More confirmation, this is the man! 

But that is the end of the factual data. From here, it becomes speculation.

Census records list 7 men named John Schroeder living in Louisiana in 1860, born between 1820 and 1837 inclusive. 6 have a birthplace of Germany (or a German city). Of these 6, 2 are married with children. These 2 married men are not as likely to be this John Schroeder, given the lack of evidence that he left a family. 1 (the only one born in 1837) gives his birthplace as New Orleans.

I believe this last man is this John Schroeder. In 1850 he was 23 years old and living in the household of P and Sophie Schroeder, who appear to be his parents. And as a young man of 24 years, he is the most likely to join the Confederate Army.

Sadly, there, the trail ends. It would have been nice to connect him back to his family.

Update!

I threw the challenge of tracking down additional details about John to the Brain Trust (i.e., other genealogy researchers on the net), and they came through.

I was able, with some excellent suggestions, to find additional records that shed more light on John. 

First among these was to look for a City Directory for New Orleans. In the days before Telephone Directories, City Directories were the resource to locate someone in a city or town. Name, address, occupation (and in the days of segregation, race), and other data were published for everyone in town. This suggestion led me to an 1861 City Directory for New Orleans. There were several Schroeders listed, at least two of these with the name John. Intriguingly, one of the John Schroeders is listed as a Tin Smith.

Oooh! The Unit Roll remarks sure look like it reads "Tin Smith!"

Second, additional eyes on looking the street name came up with a couple of suggestions. These allowed me to determine the street to be Casa Calvo. Unfortunately, none of the Schroeders lived on this street or anything like it.

Damn!

Then I stumbled across a notation in the City Directory that Casa Calvo (or at least a portion of it) had been renamed Royal St. And, there is a John Schroeder is living at 632 Royal St. Damned if the unit roll address number does not look to be 632.

With this data in hand, I returned to the census records. Infuriatingly, there are no addresses on the census. But it does have Ward listed.

Back to the research! I find a couple of New Orleans maps from 1860/1861, one using color coding to identify the dozen or so Wards. I cross-check all the references, and 632 Royal St is in Ward 5. 

So now it is back to the 1860 Census. Putting all these new pieces together, I find one - ONE - John Schroeder living in New Orleans in Ward 5, born in Germany in 1825. Ok, his occupation is listed as "Segar Dealer," but people can and do change jobs. Still, this seems to be the only census where I can find him enumerated.

More digging reveals an immigration record for Johann Schroeder, born in Bremen, Germany, in 1825, arriving in New Orleans in 1854. Many immigrants swapped Johann for John, so that fits. The years fit. Everything fits.

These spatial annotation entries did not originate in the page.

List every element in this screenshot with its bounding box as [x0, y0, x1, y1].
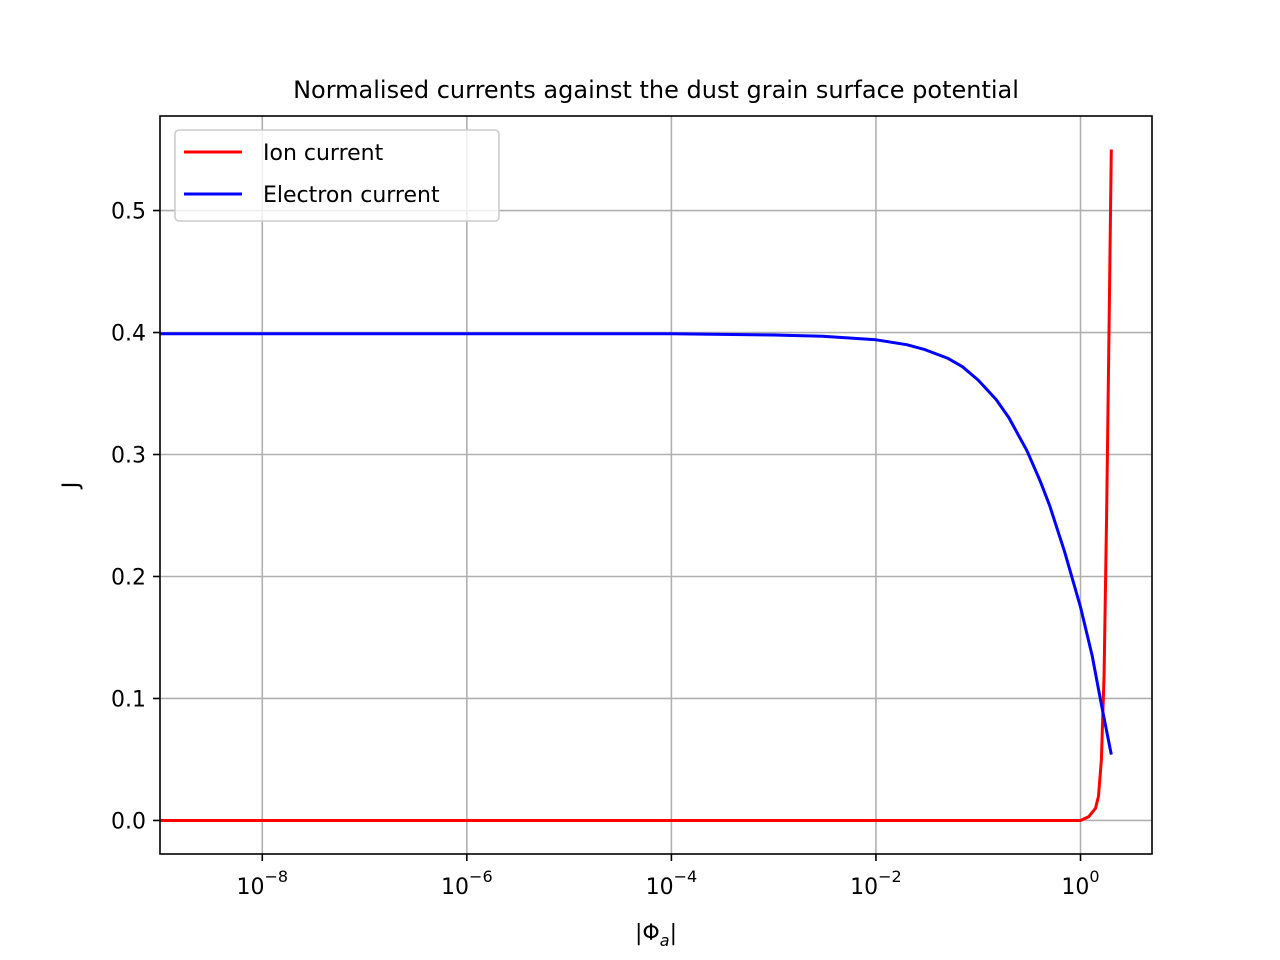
y-axis-ticks: 0.0 0.1 0.2 0.3 0.4 0.5 [111, 200, 160, 834]
series-line-electron-current [160, 332, 1113, 755]
y-tick-label: 0.0 [111, 809, 146, 834]
x-tick-label: 10−6 [441, 867, 493, 900]
legend-box [174, 129, 500, 222]
x-axis-ticks: 10−8 10−6 10−4 10−2 100 [236, 854, 1100, 900]
x-tick-label: 10−2 [850, 867, 902, 900]
x-tick-label: 10−8 [236, 867, 288, 900]
chart-title: Normalised currents against the dust gra… [293, 76, 1019, 104]
legend-label-electron-current: Electron current [263, 183, 440, 208]
legend-label-ion-current: Ion current [263, 141, 384, 166]
legend: Ion current Electron current [174, 129, 500, 222]
y-tick-label: 0.5 [111, 200, 146, 225]
plot-area-frame [159, 115, 1153, 855]
x-tick-label: 10−4 [646, 867, 698, 900]
y-tick-label: 0.1 [111, 687, 146, 712]
series-line-ion-current [160, 149, 1113, 822]
x-axis-label: |Φa| [635, 921, 677, 950]
x-tick-label: 100 [1061, 867, 1099, 900]
series-lines [160, 149, 1113, 822]
y-tick-label: 0.4 [111, 322, 146, 347]
y-tick-label: 0.3 [111, 444, 146, 469]
y-tick-label: 0.2 [111, 565, 146, 590]
y-axis-label: J [59, 482, 84, 491]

I do believe that this is our man. 

Johann Schroeder: Born 1825 in Bremen, Germany. Immigrates to the United States in 1854 (aboard the ship Jhoanna no less), arriving in New Orleans. Works at a minimum of two professions, "Segar Dealer" (Cigar) and "Tin Smith." before joining Company F, Orleans Fire Regiment, Louisiana Militia, Confederate States of America in 1861. By 1864 he finds himself in Winterville, Clarke County, Georgia (a few miles east of Athens). Sadly, he dies here and is buried alongside four soldiers whose names are lost to time.

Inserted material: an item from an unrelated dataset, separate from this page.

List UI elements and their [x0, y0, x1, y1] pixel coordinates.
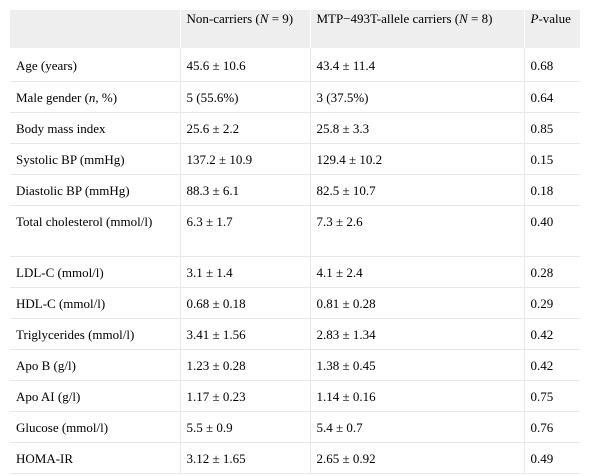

We can only speculate on his reasons to leave his home and move to America. Was he speaking adventure? Fleeing the law? Did he hope to strike it rich? Had he gotten a girl pregnant and was skipping out on his responsibility (or an irate father)? Was he an orphan? Did he leave family behind? There is no way to know now. Whatever his plans, hopes, or dreams may have been, he took them with him to the grave when he left this mortal world sometime before his 40th birthday.